Some subscriptions allow you to pay a certain amount (whether monthly or yearly) to get access to discounts. Whether we’re talking about the Amazon Prime or Costco memberships, the yearly fee is the subscription.
Can you have membership without subscription?
Of course you can. I have membership relationships with Avis, United and Starwood. None of them charge me anything for being a member, and in fact, they give me benefits when I demonstrate loyalty to them. Each gives me a card (though I rarely have them with me) that highlights my membership.
Can you have subscription without membership?
Absolutely. Amazon Prime is one of those subscriptions that for the longest time was just about shipping. I paid a yearly fee for discounted shipping fees. I had no idea who other Prime members were and I wasn’t really a “member” of anything.
Over the years Amazon has worked to add more and more to their subscription and at some point it may feel more like a membership, but to me the value is the yearly fee that removes all my shipping fees (because I get packages here a lot).
The power comes when you combine the two
My friend Jorge owns Stogies World Class Cigars, which has maybe the best VIP membership lounge in the country. Membership is neither cheap, nor easy to get. The waiting list is long. The member committee is careful.
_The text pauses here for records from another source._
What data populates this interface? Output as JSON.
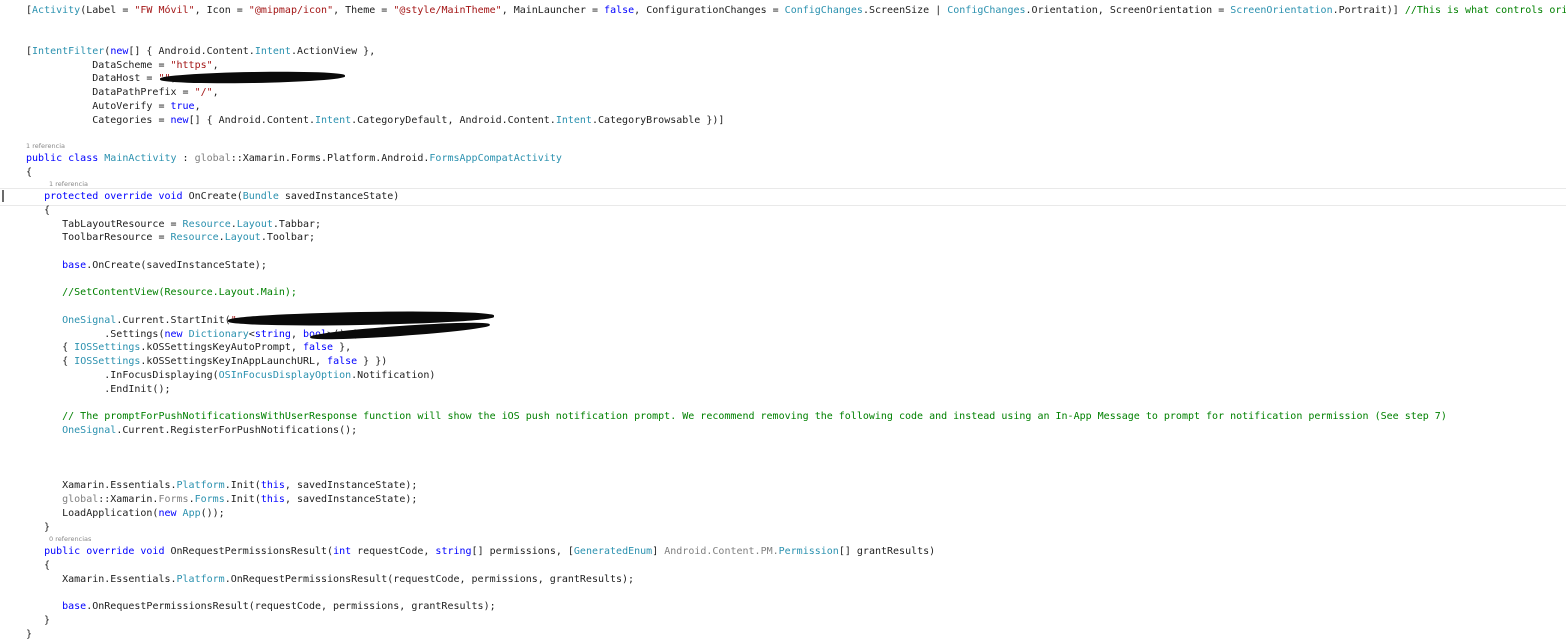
{
  "editor": {
    "code_lens": {
      "class_refs": "1 referencia",
      "oncreate_refs": "1 referencia",
      "permissions_refs": "0 referencias"
    },
    "lines": [
      [
        [
          "[",
          ""
        ],
        [
          "Activity",
          "ty"
        ],
        [
          "(Label = ",
          ""
        ],
        [
          "\"FW Móvil\"",
          "st"
        ],
        [
          ", Icon = ",
          ""
        ],
        [
          "\"@mipmap/icon\"",
          "st"
        ],
        [
          ", Theme = ",
          ""
        ],
        [
          "\"@style/MainTheme\"",
          "st"
        ],
        [
          ", MainLauncher = ",
          ""
        ],
        [
          "false",
          "kw"
        ],
        [
          ", ConfigurationChanges = ",
          ""
        ],
        [
          "ConfigChanges",
          "ty"
        ],
        [
          ".ScreenSize | ",
          ""
        ],
        [
          "ConfigChanges",
          "ty"
        ],
        [
          ".Orientation, ScreenOrientation = ",
          ""
        ],
        [
          "ScreenOrientation",
          "ty"
        ],
        [
          ".Portrait)] ",
          ""
        ],
        [
          "//This is what controls orientation",
          "cm"
        ]
      ],
      [
        [
          "[",
          ""
        ],
        [
          "IntentFilter",
          "ty"
        ],
        [
          "(",
          ""
        ],
        [
          "new",
          "kw"
        ],
        [
          "[] { Android.Content.",
          ""
        ],
        [
          "Intent",
          "ty"
        ],
        [
          ".ActionView },",
          ""
        ]
      ],
      [
        [
          "           DataScheme = ",
          ""
        ],
        [
          "\"https\"",
          "st"
        ],
        [
          ",",
          ""
        ]
      ],
      [
        [
          "           DataHost = ",
          ""
        ],
        [
          "\"\"",
          "st"
        ],
        [
          ",",
          ""
        ]
      ],
      [
        [
          "           DataPathPrefix = ",
          ""
        ],
        [
          "\"/\"",
          "st"
        ],
        [
          ",",
          ""
        ]
      ],
      [
        [
          "           AutoVerify = ",
          ""
        ],
        [
          "true",
          "kw"
        ],
        [
          ",",
          ""
        ]
      ],
      [
        [
          "           Categories = ",
          ""
        ],
        [
          "new",
          "kw"
        ],
        [
          "[] { Android.Content.",
          ""
        ],
        [
          "Intent",
          "ty"
        ],
        [
          ".CategoryDefault, Android.Content.",
          ""
        ],
        [
          "Intent",
          "ty"
        ],
        [
          ".CategoryBrowsable })]",
          ""
        ]
      ],
      [
        [
          "public class ",
          "kw"
        ],
        [
          "MainActivity",
          "ty"
        ],
        [
          " : ",
          ""
        ],
        [
          "global",
          "gr"
        ],
        [
          "::Xamarin.Forms.Platform.Android.",
          ""
        ],
        [
          "FormsAppCompatActivity",
          "ty"
        ]
      ],
      [
        [
          "{",
          ""
        ]
      ],
      [
        [
          "   ",
          ""
        ],
        [
          "protected override void ",
          "kw"
        ],
        [
          "OnCreate(",
          ""
        ],
        [
          "Bundle",
          "ty"
        ],
        [
          " savedInstanceState)",
          ""
        ]
      ],
      [
        [
          "   {",
          ""
        ]
      ],
      [
        [
          "      TabLayoutResource = ",
          ""
        ],
        [
          "Resource",
          "ty"
        ],
        [
          ".",
          ""
        ],
        [
          "Layout",
          "ty"
        ],
        [
          ".Tabbar;",
          ""
        ]
      ],
      [
        [
          "      ToolbarResource = ",
          ""
        ],
        [
          "Resource",
          "ty"
        ],
        [
          ".",
          ""
        ],
        [
          "Layout",
          "ty"
        ],
        [
          ".Toolbar;",
          ""
        ]
      ],
      [
        [
          "      ",
          ""
        ],
        [
          "base",
          "kw"
        ],
        [
          ".OnCreate(savedInstanceState);",
          ""
        ]
      ],
      [
        [
          "      ",
          ""
        ],
        [
          "//SetContentView(Resource.Layout.Main);",
          "cm"
        ]
      ],
      [
        [
          "      ",
          ""
        ],
        [
          "OneSignal",
          "ty"
        ],
        [
          ".Current.StartInit(",
          ""
        ],
        [
          "\"",
          "st"
        ]
      ],
      [
        [
          "             .Settings(",
          ""
        ],
        [
          "new ",
          "kw"
        ],
        [
          "Dictionary",
          "ty"
        ],
        [
          "<",
          ""
        ],
        [
          "string",
          "kw"
        ],
        [
          ", ",
          ""
        ],
        [
          "bool",
          "kw"
        ],
        [
          ">() {",
          ""
        ]
      ],
      [
        [
          "      { ",
          ""
        ],
        [
          "IOSSettings",
          "ty"
        ],
        [
          ".kOSSettingsKeyAutoPrompt, ",
          ""
        ],
        [
          "false",
          "kw"
        ],
        [
          " },",
          ""
        ]
      ],
      [
        [
          "      { ",
          ""
        ],
        [
          "IOSSettings",
          "ty"
        ],
        [
          ".kOSSettingsKeyInAppLaunchURL, ",
          ""
        ],
        [
          "false",
          "kw"
        ],
        [
          " } })",
          ""
        ]
      ],
      [
        [
          "             .InFocusDisplaying(",
          ""
        ],
        [
          "OSInFocusDisplayOption",
          "ty"
        ],
        [
          ".Notification)",
          ""
        ]
      ],
      [
        [
          "             .EndInit();",
          ""
        ]
      ],
      [
        [
          "      ",
          ""
        ],
        [
          "// The promptForPushNotificationsWithUserResponse function will show the iOS push notification prompt. We recommend removing the following code and instead using an In-App Message to prompt for notification permission (See step 7)",
          "cm"
        ]
      ],
      [
        [
          "      ",
          ""
        ],
        [
          "OneSignal",
          "ty"
        ],
        [
          ".Current.RegisterForPushNotifications();",
          ""
        ]
      ],
      [
        [
          "      Xamarin.Essentials.",
          ""
        ],
        [
          "Platform",
          "ty"
        ],
        [
          ".Init(",
          ""
        ],
        [
          "this",
          "kw"
        ],
        [
          ", savedInstanceState);",
          ""
        ]
      ],
      [
        [
          "      ",
          ""
        ],
        [
          "global",
          "gr"
        ],
        [
          "::Xamarin.",
          ""
        ],
        [
          "Forms",
          "gr"
        ],
        [
          ".",
          ""
        ],
        [
          "Forms",
          "ty"
        ],
        [
          ".Init(",
          ""
        ],
        [
          "this",
          "kw"
        ],
        [
          ", savedInstanceState);",
          ""
        ]
      ],
      [
        [
          "      LoadApplication(",
          ""
        ],
        [
          "new ",
          "kw"
        ],
        [
          "App",
          "ty"
        ],
        [
          "());",
          ""
        ]
      ],
      [
        [
          "   }",
          ""
        ]
      ],
      [
        [
          "   ",
          ""
        ],
        [
          "public override void ",
          "kw"
        ],
        [
          "OnRequestPermissionsResult(",
          ""
        ],
        [
          "int",
          "kw"
        ],
        [
          " requestCode, ",
          ""
        ],
        [
          "string",
          "kw"
        ],
        [
          "[] permissions, [",
          ""
        ],
        [
          "GeneratedEnum",
          "ty"
        ],
        [
          "] ",
          ""
        ],
        [
          "Android.Content.PM.",
          "gr"
        ],
        [
          "Permission",
          "ty"
        ],
        [
          "[] grantResults)",
          ""
        ]
      ],
      [
        [
          "   {",
          ""
        ]
      ],
      [
        [
          "      Xamarin.Essentials.",
          ""
        ],
        [
          "Platform",
          "ty"
        ],
        [
          ".OnRequestPermissionsResult(requestCode, permissions, grantResults);",
          ""
        ]
      ],
      [
        [
          "      ",
          ""
        ],
        [
          "base",
          "kw"
        ],
        [
          ".OnRequestPermissionsResult(requestCode, permissions, grantResults);",
          ""
        ]
      ],
      [
        [
          "   }",
          ""
        ]
      ],
      [
        [
          "}",
          ""
        ]
      ]
    ]
  }
}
The process is not quick.
The membership program gives cigar lovers 24-hour access to their own lockers, a huge private lounge, and tons of large screen televisions in a non-smoky environment.
The members don’t think or talk about the subscription fee they pay yearly (even though it’s not cheap) because the members feel like members. Not just subscribers. They connect. They travel together. They’re friends.
People have no trouble paying subscription fees when they feel like they belong to something valuable.
When you connect a relational concept to a financial construct, you can marry memberships and subscriptions for the win!
This is true in the physical world and it applies online as well – which is why I challenge the folks I talk to about membership and subscription sites to make sure they understand the difference and apply the lessons of each.